Dear New York Rangers fans,
What is with your nauseating obsession with Sean Avery? We get it. You are New Yorkers. You are all very tough and intimidating. Understandably, you want to see those same characteristics in players wearing blue sweaters. I get that. But there is a difference between being fighter and being a jerk.
That is what Sean Avery is, a jerk. Yes, he is an enforcer. No, he isn’t supposed to be Ghandi on skates. Sean Avery has made a name in the NHL for his agitator/aggressor style of play. Take a run at Marian Gaborik, check your rearview mirror for Avery. He is bruiser.
But why, at every home game this season, have you chanted his name? Why do you want him back? He is a sideshow, a clown.
He shoves people, which is generally frowned upon when the person being pushed is not on the ice and is a police officer.
His offensive strategy is to wave a stick in front of the crease, trying to distract the goalie.
Is he entertaining? Maybe. Embarrassing? Definitely maybe.
You may be asking, “Ryan, why are you so worked up?”
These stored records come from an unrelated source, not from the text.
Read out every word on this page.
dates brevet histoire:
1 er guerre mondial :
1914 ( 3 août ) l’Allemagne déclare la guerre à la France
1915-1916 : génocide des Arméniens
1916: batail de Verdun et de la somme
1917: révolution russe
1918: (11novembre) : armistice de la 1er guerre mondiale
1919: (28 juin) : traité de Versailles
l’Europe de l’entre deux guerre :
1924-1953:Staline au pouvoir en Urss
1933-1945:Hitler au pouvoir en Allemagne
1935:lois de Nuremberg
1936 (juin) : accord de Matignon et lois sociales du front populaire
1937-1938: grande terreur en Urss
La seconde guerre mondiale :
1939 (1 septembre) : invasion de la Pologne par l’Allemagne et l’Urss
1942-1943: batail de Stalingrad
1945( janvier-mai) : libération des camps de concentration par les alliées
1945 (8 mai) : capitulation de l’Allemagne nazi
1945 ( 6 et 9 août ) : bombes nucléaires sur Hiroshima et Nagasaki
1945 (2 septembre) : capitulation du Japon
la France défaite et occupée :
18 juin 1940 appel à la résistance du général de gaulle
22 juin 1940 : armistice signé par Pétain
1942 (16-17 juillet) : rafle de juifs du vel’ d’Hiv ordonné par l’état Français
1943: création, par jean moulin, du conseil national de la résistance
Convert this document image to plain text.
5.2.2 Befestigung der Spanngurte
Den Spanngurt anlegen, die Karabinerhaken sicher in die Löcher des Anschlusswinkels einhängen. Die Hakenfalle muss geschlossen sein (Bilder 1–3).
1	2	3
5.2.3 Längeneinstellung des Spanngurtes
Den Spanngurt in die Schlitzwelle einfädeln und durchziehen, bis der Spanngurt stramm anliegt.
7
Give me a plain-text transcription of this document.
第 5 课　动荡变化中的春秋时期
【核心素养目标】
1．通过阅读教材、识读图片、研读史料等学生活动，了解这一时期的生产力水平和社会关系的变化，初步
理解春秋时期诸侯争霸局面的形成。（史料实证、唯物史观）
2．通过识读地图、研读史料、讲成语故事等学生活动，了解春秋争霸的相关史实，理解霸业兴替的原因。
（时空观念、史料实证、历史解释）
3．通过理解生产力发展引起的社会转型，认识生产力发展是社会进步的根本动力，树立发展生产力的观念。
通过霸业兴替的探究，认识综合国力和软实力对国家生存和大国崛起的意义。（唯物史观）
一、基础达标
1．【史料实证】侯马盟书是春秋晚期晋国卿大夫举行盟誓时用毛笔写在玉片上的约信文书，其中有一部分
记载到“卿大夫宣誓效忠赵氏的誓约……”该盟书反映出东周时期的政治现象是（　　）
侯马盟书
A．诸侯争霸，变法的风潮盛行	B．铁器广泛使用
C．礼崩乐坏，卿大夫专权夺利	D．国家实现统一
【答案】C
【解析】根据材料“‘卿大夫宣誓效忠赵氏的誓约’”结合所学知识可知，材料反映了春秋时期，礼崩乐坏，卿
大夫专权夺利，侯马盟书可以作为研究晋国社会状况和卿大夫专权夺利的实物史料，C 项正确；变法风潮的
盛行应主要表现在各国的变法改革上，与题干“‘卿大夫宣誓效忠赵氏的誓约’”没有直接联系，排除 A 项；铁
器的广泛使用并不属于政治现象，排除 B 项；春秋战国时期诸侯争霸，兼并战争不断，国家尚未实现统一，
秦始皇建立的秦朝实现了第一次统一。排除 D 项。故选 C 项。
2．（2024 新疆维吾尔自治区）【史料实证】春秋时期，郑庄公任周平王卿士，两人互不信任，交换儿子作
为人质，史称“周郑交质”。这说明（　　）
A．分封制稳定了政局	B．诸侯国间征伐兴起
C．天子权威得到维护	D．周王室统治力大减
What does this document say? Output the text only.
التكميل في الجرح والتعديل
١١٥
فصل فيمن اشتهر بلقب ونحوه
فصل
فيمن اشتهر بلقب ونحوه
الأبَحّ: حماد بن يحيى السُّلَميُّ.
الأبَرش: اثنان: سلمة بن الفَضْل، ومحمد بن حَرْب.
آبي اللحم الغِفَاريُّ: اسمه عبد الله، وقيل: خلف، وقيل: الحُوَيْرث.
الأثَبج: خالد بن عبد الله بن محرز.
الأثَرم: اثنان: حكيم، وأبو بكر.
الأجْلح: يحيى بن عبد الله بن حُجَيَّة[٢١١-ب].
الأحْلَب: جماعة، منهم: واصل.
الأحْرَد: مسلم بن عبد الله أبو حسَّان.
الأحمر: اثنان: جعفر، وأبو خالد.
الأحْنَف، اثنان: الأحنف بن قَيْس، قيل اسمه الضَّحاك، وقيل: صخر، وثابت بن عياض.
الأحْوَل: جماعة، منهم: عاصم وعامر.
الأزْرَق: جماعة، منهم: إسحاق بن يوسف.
First, I can’t get my townhouse bracelet off. But more to the point, I’m angry because Sean Avery symbolizes what is wrong with my favorite sport. Three former enforcers died this past summer. Two were confirmed suicides. Naturally, the role of these former players and the cause of death were immediately linked.
I like fighting in the game of hockey. I think it serves a purpose. A good bout between known scrappers can swing momentum from one team to another like a pendulum. When people think about violence in hockey, they associate the act with the Matt Cooke elbows to the head and Todd Bertuzzi sucker punches.
And then Avery comes to mind. A hockey player shouldn’t want to fight. It is something they do for the team. Players don’t want to block shots, but they do it.
Boston Bruins Winger Milan Lucic used to be a checking line regular. Then he scored 30 goals. Now he doesn’t drop his gloves until he reaches the Bruins locker room.
Avery needs to fight.
I like the Rangers. They are struggling right now. With the free agent signing of Brad Richards, and most core contributors returning, there were high expectations.
But a roster move like this is such an impulse response to the bleacher creatures.
The season can be turned around by a simple line adjustment. Heck, I am pretty sure the Rangers have already played 90 percent of their away games. No one has shut out more teams than goalie Henrik Lundqvist.
But what is the worst part about this whole saga? Sean Avery is not a bad hockey player. Twice in his career he has scored 10 or more goals per season. He has been even or in the plus on the ice seven times.
Nevertheless, the antics continue. And now he is being brought back for a third tour of duty.
All I can say, is it’s difficult to win a game with players who don’t respect it.